Três anos após o anúncio, encontram-se no Vale do Taquari, casos como de Dionatan Luan Ludwig e Douglas Ivan Hepp, ambos com 16 anos, que percorrem a pé ou de bicicleta 12 quilômetros todos os dias para chegar a Escola Estadual de Ensino Médio Forquetinha. Enquanto outros, ainda mais distantes, aumentam a lista da evasão escolar na região, tão combatida pelo Ministério Público.

A reportagem a seguir descreve a superação de alunos e odrama de pais e jovens que veem sonhos sendo interrompidos em função da lei que existe, mas não é cumprida.

O relógio marca 18h. Dionatan e Douglas largam as enxadas e preparam a mochila: dois cadernos, um livro e uma lanterna. Afinal, a precária iluminação pública exige o aparelho, movido a bateria. O caminho de volta é escuro e cheio de imprevistos.

São três quilômetros de estrada de chão e outros três de asfalto. Trecho mal sinalizado. As pedras soltas, a poeira e o barro dificultam a passagem. “Temos que andar devagar e cuidar com os veículos. A rua é estreita e muitos motoristas abusam.”

Eles chegam na escola após 30 minutos de caminhada. O suor faz a roupa empoeirada grudar no corpo. A vergonha é superada pelo sonho maior: ser engenheiro mecânico e técnico agrícola, respectivamente.

O cansaço é inevitável e se concentrar nas explicações do professor Wolmir João Bockel fica difícil. Levam um tempo até se recompor.“Ficamos pescando (sic) durante um bom tempo até retomar o vigor”, observa Douglas. Bockel se sensibiliza e diminui o ritmo.

A aula termina às 22h45min, e eles tomam o rumo de volta. Caminham com pressa, afinal, cedo do outro dia acompanham os pais na labuta do campo. A atenção é redobrada. Cuidado nas lavouras de milho e à beira do mato: é comum a presença de cachorros soltos durante a noite. “Temos medo que aconteça alguma coisa. Podemos ser assaltados, mordidos e até atropelados.”

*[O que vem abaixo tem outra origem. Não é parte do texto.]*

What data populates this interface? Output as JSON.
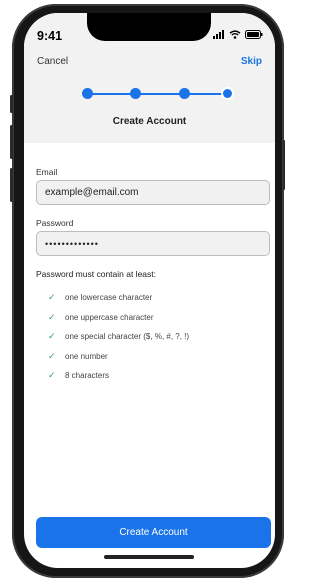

Esgotados, os dois chegam em casa às 23h20min. Atormentada, a avó de Dionatan, Seli Appel reclama de descaso com os alunos. “Quero ver o que farão e de quem será a responsabilidade se acontecer algo a eles. Isso é injusto”, reclama, enquanto espera solução das autoridades. “Se pudéssemos, pagaríamos pelo transporte, mas não temos condições.”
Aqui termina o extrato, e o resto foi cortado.